Un peu affecté, en racontant cette nouvelle, le docteur fit succéder l'effroi à la médisance dans l'esprit de celles qui l'écoutèrent.
Sur sa simple observation que l'air de la nuit, les émanations de la forêt et l'humidité de la pelouse étaient susceptibles de développer le germe du mal dont Caroline avait été frappée, elles rentrèrent la tête basse au logis.
Victor avait prévu, point par point, les conséquences de son mensonge.
Qu'il fût vrai ou non que Caroline eût éprouvé les douleurs de l'enfantement, il la perdait si bien dans l'opinion par le scandale de la pièce d'eau, qu'il restait seul pour la relever en l'épousant; ainsi il avait été fort indifférent sur la réception faite au docteur.
S'il n'avait pas essayé de vérifier le degré de vraisemblance que comportait le fond de la confidence de Maurice sur l'état de mademoiselle de Meilhan, c'est qu'il avait toujours beaucoup plus tenu à ce que cet état fût réel qu'à ce qu'il ne le fût pas. Il s'agissait d'en profiter et non d'en peser les probabilités. D'ailleurs, Maurice n'aurait pas menti sur choses si graves.
Il allait jouir des fruits de sa combinaison; du moins l'espérait-il ainsi dans son assurance à croire infaillibles des projets dont aucun projet d'homme jusqu'à lui n'avait égalé la hardiesse, quand le changement d'entrepôt et l'insurrection du 6 juin cassèrent en quelques minutes les premiers échelons de sa fortune, et le jetèrent brutalement par terre. Il y avait de quoi être écrasé: Victor fut étourdi. Quelque impassible néanmoins qu'il fût de caractère, il se courba pendant les heures lugubres qui furent marquées, pour lui et pour son beau-frère, des funestes accidents dont nous avons été témoins.
Si l'on n'a pas oublié que mademoiselle de Meilhan n'avait pas consenti à se détacher du lit où M. Clavier avait rendu le dernier soupir, et si l'on se souvient de la lettre restée sans réponse qu'Édouard avait écrite à Maurice pour avoir cinquante mille francs, on apportera peut-être quelque patience à écouter la suite de la passion si horriblement traversée de Caroline.
Édouard s'était rendu à Paris sans accidents.

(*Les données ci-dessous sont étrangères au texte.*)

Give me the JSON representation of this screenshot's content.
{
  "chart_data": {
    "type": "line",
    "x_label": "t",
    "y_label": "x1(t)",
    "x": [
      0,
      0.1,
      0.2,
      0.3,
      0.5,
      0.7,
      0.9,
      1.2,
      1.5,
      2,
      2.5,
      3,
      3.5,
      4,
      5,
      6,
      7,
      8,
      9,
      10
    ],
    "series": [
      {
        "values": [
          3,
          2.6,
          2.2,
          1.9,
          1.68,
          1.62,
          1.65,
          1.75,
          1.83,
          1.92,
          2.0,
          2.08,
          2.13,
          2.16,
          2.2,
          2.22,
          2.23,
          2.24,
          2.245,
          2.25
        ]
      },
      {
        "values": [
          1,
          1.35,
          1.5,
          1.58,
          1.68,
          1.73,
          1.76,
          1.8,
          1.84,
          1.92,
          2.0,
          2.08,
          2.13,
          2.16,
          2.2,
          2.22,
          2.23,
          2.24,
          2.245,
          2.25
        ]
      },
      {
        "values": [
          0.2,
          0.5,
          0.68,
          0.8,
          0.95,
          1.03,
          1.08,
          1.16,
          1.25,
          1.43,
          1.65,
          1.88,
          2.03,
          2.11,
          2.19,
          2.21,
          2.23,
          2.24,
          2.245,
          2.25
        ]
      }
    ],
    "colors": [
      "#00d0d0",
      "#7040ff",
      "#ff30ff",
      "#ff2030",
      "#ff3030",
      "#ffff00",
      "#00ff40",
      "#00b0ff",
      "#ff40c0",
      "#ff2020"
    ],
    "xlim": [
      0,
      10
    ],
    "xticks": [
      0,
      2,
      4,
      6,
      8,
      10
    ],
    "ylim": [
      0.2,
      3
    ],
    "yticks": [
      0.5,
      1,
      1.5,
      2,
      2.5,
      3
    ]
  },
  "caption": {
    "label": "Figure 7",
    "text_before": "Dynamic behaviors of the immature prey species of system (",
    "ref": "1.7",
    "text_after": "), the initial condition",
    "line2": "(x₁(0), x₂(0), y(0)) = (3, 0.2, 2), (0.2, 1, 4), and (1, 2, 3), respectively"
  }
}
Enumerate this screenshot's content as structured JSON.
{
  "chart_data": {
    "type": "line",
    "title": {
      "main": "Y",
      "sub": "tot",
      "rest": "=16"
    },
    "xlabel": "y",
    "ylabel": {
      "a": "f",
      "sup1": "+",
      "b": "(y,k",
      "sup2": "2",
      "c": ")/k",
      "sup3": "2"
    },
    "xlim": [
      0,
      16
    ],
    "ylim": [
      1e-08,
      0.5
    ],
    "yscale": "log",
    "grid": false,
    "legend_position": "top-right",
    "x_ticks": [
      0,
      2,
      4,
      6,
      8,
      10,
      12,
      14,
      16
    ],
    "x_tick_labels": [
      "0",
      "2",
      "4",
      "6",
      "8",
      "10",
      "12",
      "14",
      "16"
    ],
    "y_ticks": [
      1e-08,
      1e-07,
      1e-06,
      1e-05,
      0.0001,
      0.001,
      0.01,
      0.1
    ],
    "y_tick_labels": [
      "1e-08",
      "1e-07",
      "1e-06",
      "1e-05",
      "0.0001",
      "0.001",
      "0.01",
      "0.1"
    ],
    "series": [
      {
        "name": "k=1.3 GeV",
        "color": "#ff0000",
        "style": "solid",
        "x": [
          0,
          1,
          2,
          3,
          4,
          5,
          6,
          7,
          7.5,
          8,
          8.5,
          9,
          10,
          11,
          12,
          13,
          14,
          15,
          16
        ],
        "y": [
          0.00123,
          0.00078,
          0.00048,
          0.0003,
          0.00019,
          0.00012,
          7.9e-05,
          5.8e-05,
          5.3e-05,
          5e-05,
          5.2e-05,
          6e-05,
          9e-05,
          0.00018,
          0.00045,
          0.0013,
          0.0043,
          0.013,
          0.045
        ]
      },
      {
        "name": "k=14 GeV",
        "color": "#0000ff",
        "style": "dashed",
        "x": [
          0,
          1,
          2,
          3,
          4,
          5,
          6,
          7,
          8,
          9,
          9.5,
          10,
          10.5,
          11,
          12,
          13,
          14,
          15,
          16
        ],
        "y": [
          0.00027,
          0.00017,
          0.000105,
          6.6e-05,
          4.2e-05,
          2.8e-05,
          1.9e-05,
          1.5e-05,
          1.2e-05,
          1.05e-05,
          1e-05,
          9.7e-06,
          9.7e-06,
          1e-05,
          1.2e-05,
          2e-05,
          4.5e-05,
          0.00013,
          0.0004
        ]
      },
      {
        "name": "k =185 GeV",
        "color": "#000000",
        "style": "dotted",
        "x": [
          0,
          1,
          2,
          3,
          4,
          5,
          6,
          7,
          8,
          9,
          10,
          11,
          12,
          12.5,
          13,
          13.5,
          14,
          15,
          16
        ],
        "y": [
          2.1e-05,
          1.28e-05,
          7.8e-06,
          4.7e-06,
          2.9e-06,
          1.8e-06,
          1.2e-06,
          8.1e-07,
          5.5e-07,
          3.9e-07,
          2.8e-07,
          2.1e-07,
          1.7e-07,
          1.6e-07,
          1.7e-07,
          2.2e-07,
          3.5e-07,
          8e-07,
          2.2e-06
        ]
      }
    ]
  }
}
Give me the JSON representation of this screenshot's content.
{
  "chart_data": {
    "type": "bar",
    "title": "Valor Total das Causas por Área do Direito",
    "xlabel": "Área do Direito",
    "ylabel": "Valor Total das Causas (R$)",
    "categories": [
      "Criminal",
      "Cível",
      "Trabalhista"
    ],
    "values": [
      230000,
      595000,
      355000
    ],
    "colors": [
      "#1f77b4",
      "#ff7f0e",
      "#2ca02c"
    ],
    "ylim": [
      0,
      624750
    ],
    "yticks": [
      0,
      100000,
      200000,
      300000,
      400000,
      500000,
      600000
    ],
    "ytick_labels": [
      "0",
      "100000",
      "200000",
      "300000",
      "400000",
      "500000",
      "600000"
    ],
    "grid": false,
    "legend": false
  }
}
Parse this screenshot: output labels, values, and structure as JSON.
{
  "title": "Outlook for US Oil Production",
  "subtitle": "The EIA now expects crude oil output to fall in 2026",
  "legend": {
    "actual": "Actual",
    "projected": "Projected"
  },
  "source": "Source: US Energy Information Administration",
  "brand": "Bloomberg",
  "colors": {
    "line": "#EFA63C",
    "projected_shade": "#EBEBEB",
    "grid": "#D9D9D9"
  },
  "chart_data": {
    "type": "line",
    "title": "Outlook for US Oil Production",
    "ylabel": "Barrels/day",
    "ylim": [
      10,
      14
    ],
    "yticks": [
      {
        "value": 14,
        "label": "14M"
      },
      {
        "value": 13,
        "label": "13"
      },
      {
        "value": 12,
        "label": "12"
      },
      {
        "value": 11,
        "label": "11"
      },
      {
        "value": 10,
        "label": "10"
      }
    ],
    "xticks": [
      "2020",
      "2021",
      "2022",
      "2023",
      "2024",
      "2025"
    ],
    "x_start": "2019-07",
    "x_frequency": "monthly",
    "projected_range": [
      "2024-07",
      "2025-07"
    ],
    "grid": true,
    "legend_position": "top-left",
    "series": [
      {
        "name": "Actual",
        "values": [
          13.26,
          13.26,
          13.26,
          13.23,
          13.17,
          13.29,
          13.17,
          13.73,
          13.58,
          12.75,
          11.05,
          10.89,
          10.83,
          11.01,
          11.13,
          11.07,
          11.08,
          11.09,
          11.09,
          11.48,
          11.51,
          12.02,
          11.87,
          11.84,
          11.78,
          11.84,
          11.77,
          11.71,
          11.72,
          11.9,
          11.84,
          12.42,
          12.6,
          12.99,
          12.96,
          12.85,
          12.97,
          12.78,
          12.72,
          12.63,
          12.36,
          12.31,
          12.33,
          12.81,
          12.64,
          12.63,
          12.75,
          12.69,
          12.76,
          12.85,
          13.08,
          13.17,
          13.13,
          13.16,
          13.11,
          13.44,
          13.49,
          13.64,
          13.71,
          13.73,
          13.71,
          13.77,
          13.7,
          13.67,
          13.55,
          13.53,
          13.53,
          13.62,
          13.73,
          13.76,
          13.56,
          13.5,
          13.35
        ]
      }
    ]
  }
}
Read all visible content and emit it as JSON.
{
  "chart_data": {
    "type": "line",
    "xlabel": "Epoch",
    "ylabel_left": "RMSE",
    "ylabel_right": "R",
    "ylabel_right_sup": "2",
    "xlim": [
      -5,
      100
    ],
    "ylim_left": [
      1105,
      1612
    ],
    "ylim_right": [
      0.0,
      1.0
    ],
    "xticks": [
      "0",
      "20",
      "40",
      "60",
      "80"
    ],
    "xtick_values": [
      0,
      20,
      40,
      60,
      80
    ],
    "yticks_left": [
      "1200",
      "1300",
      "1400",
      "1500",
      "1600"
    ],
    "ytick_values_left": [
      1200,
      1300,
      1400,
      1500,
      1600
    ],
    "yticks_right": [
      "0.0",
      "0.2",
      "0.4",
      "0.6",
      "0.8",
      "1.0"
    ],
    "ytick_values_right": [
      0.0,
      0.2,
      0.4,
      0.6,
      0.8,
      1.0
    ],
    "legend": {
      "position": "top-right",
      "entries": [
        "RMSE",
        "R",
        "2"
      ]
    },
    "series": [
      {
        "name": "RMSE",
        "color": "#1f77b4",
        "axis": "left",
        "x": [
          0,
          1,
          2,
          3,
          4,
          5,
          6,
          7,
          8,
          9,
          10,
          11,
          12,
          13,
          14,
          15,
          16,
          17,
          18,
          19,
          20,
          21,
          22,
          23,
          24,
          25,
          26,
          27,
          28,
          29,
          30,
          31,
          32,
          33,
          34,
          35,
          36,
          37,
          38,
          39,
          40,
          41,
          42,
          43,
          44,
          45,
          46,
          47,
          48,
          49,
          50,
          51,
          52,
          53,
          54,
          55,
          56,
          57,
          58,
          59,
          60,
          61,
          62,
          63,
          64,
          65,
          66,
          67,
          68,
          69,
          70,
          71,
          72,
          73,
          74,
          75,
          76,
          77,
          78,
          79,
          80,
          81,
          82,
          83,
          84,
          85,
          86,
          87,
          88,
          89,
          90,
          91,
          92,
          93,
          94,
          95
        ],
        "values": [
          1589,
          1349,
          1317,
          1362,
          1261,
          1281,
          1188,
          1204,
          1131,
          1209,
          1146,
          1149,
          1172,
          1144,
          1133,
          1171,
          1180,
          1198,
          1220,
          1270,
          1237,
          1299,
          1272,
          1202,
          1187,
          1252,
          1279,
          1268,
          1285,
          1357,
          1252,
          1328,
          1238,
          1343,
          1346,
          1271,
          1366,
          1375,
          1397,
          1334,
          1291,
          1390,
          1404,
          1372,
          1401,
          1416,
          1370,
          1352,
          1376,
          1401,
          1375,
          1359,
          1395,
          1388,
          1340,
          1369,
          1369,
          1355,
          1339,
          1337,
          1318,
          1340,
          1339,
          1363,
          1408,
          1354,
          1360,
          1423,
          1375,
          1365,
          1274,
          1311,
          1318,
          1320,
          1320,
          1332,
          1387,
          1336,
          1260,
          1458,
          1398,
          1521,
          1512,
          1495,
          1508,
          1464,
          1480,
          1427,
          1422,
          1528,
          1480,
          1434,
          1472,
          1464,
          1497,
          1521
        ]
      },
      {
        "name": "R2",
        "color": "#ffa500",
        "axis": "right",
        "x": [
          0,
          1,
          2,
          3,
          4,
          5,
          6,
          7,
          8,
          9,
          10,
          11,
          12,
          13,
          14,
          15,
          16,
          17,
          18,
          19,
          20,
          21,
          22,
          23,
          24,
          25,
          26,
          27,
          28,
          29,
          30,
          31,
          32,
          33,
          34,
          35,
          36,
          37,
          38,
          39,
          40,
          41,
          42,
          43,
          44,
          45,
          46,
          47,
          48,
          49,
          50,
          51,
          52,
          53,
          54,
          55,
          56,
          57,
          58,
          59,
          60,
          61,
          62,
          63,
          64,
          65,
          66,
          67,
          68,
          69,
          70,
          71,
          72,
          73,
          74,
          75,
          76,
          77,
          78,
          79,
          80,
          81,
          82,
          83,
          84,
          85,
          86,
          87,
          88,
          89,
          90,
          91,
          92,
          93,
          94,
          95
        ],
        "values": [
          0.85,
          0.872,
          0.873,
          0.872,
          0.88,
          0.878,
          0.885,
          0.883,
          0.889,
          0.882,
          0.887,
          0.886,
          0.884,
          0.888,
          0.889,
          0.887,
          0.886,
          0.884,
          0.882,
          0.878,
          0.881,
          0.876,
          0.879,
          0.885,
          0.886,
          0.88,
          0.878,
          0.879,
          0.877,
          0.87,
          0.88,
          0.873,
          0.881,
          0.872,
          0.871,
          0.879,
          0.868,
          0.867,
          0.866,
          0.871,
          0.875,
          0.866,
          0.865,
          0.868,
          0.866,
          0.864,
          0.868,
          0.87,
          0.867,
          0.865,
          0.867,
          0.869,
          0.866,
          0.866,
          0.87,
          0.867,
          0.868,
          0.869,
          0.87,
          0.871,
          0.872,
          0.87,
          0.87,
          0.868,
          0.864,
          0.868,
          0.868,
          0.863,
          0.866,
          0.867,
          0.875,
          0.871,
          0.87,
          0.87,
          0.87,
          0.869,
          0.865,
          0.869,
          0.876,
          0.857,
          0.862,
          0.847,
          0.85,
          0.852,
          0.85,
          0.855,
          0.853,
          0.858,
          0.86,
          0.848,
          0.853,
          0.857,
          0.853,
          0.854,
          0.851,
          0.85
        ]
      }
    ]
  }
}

Là, spectateur de la fermentation publique contre la royauté de Juillet mal affermie; ne la voyant pas trop courageusement soutenue, même par ceux qui en avaient le plus profité, il se persuada que les républicains en auraient bon marché. Sa conviction, on l'a dit plus haut, étant d'ailleurs que Henri V ne rentrerait aux Tuileries qu'après la sanglante épreuve d'une république, par raison et par désespoir, il s'était enrôlé dans les rangs des révoltés. La débauche des idées autorisait alors ces unions adultères de partis. Édouard, au surplus, n'avait pas à hésiter entre une vie mal cachée, intolérable, par les soins de prudence qu'elle exigeait, et une mort peut-être utile, à coup sûr glorieuse, car elle finirait par une balle.
Forcé en outre de renoncer à son départ pour l'Allemagne, à cause de la prescription de son passeport d'emprunt, et par la détermination de Caroline, dont il n'avait pas osé violer la pieuse résistance au pied d'un lit de mort, Édouard aurait été blâmable de rester étranger au mouvement insurrectionnel. Nous avons vu comment Maurice n'avait pas été non plus le moindre obstacle à la fuite d'Édouard.
Qui compterait les épreuves auxquelles il se soumit avant d'être accepté par les partisans d'une opinion ennemie infailliblement mortelle à la sienne dès qu'elle aurait triomphé? Qui l'a suivi à travers les clubs souterrains où des figures sombres, rangées contre des murs humides, jugent et condamnent la royauté en jury sévère, impitoyable, sans appel? Qui a souffert avec lui les insultes faites à ses plus chères prédilections, afin d'obtenir au prix de tant de courageuses bassesses une place là où il y avait à combattre le visage masqué?